Si el análisis de cualquiera de las tres partes de Torrente se realiza en un tono mínimamente serio, si de él se pretenden extraer mensajes, remarcar su vision crítica como si cumpliese una función social, o sencillamente se le enjuicia como si por formar parte del cine pudiese compararse con las películas que sí han hecho algo por elevar su apelativo al de séptimo arte, sencillamente es que no se ha entendido en qué consistía el producto.
Puede resultar al mismo tiempo denigrante por despectivo, o liberador por pasar a juzgar sólo la carga de diversión gamberra aportada desde ‘el brazo tonto de la ley’, pero si algo positivo tiene el monstruo creado por Segura, es que en su sucesión de gags sucios y en su descripción zafia, grotesca y hedionda de una realidad no tan lejana, al contrastar la fantasía cinéfila estilizada y su prosaico submundo, conseguía el claro propósito de divertir.
Con unas prácticas de corte farreliano en lo que tenían de justificar la escatología, la ruptura de lo políticamente correcto con escenas mugrientas reprobables en base a un humor sumamente efectivo, Torrente suponía adaptar aquellos usos al tono sórdido de ese concepto tan castizo y tristemente cierto que es el de la España profunda. En su segunda parte dio paso a un escenario como Marbella, donde contraponer ese lado vulgar con el de la sofisticación plastificada de lugar tan representativo.
Y ahora llega el turno a la que completa la trilogía, y aquellos que habían echado en falta en esa continuación anterior algo del “estilo” que le era propio al personaje en su presentación, se van a encontrar con un mayor alejamiento al seguir la evolución más lógica y previsible –si bien exaltada– de todo lo que Torrente podría llegar a ser siguiendo ese camino.
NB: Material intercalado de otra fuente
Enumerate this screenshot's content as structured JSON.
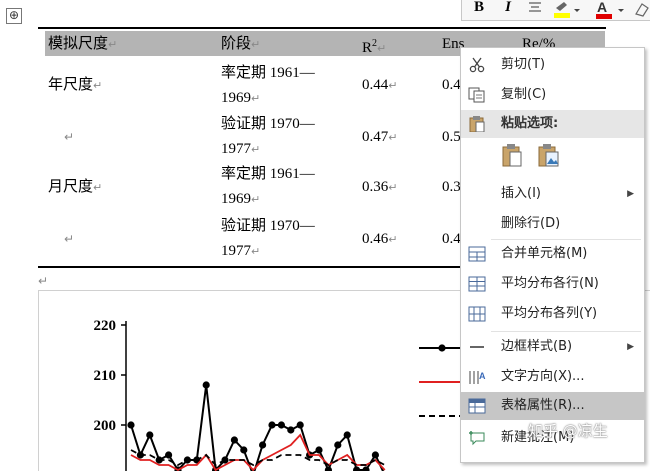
{
  "table": {
    "move_handle_glyph": "⊕",
    "headers": [
      "模拟尺度",
      "阶段",
      "R²",
      "Ens",
      "Re/%"
    ],
    "header_parts": {
      "r": "R",
      "sup": "2"
    },
    "paragraph_mark": "↵",
    "rows": [
      {
        "scale": "年尺度",
        "stage_line1": "率定期 1961—",
        "stage_line2": "1969",
        "r2": "0.44",
        "ens": "0.4"
      },
      {
        "scale": "",
        "stage_line1": "验证期 1970—",
        "stage_line2": "1977",
        "r2": "0.47",
        "ens": "0.5"
      },
      {
        "scale": "月尺度",
        "stage_line1": "率定期 1961—",
        "stage_line2": "1969",
        "r2": "0.36",
        "ens": "0.3"
      },
      {
        "scale": "",
        "stage_line1": "验证期 1970—",
        "stage_line2": "1977",
        "r2": "0.46",
        "ens": "0.4"
      }
    ]
  },
  "chart_data": {
    "type": "line",
    "y_ticks": [
      "220",
      "210",
      "200"
    ],
    "ylim": [
      190,
      220
    ],
    "series": [
      {
        "values": [
          200,
          194,
          198,
          193,
          194,
          191,
          193,
          193,
          208,
          191,
          193,
          197,
          195,
          190,
          196,
          200,
          200,
          199,
          200,
          194,
          195,
          191,
          196,
          198,
          191,
          191,
          194,
          190
        ],
        "color": "#000000",
        "style": "solid-marker"
      },
      {
        "values": [
          194,
          193,
          193,
          192,
          192,
          191,
          192,
          192,
          194,
          191,
          192,
          193,
          193,
          191,
          193,
          194,
          195,
          196,
          198,
          194,
          194,
          192,
          193,
          194,
          192,
          192,
          193,
          191
        ],
        "color": "#e02020",
        "style": "solid"
      },
      {
        "values": [
          195,
          194,
          194,
          193,
          193,
          192,
          193,
          193,
          194,
          192,
          193,
          193,
          193,
          192,
          193,
          193,
          194,
          194,
          194,
          193,
          193,
          192,
          193,
          193,
          192,
          192,
          193,
          192
        ],
        "color": "#000000",
        "style": "dashed"
      }
    ]
  },
  "mini_toolbar": {
    "bold": "B",
    "italic": "I",
    "highlight_color": "#ffff00",
    "font_color": "#e00000"
  },
  "context_menu": {
    "items": [
      {
        "label": "剪切(T)",
        "icon": "scissors-icon"
      },
      {
        "label": "复制(C)",
        "icon": "copy-icon"
      },
      {
        "label": "粘贴选项:",
        "icon": "clipboard-icon"
      },
      {
        "label": "插入(I)",
        "icon": "",
        "submenu": true
      },
      {
        "label": "删除行(D)",
        "icon": ""
      },
      {
        "label": "合并单元格(M)",
        "icon": "merge-cells-icon"
      },
      {
        "label": "平均分布各行(N)",
        "icon": "distribute-rows-icon"
      },
      {
        "label": "平均分布各列(Y)",
        "icon": "distribute-columns-icon"
      },
      {
        "label": "边框样式(B)",
        "icon": "border-style-icon",
        "submenu": true
      },
      {
        "label": "文字方向(X)...",
        "icon": "text-direction-icon"
      },
      {
        "label": "表格属性(R)...",
        "icon": "table-properties-icon"
      },
      {
        "label": "新建批注(M)",
        "icon": "new-comment-icon"
      }
    ],
    "submenu_arrow": "▶",
    "highlight_color": "#c6c6c6"
  },
  "watermark": "知乎 @凉生"
}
Esa dirección, no puede estar más radicalmente opuesta a la de su espíritu original, claramente distanciado del de las escenas coreografiadas, de los especialistas y técnicos, y todo aquello que aquí nos lleva a un injerto de efectos visuales, persecuciones a golpe de explosivo y cruces de disparos, que no viene aparejado de un empeño en forzar lo suficiente la comparación entre el género policíaco hollywoodiense, y el mundo de Torrente. Y sin esa excusa, todos estos excesos sencillamente no vendrían a cuento.
Esta tercera parte, está demasiado marcada por el deseo de sacar a pasear al personaje, de profundizar en los elementos que han funcionado –con repetición de conocidas gracias y aumento del número de cameos para el agradecido reconocimiento del público– y de aumentar el espectáculo ahora que los medios acompañan. Las dudas son inevitables, ¿era necesario? ¿funcionan todos los elementos añadidos como una ayuda o como una distracción que la aleja de la búsqueda de su humor ingenioso por más que antiestético?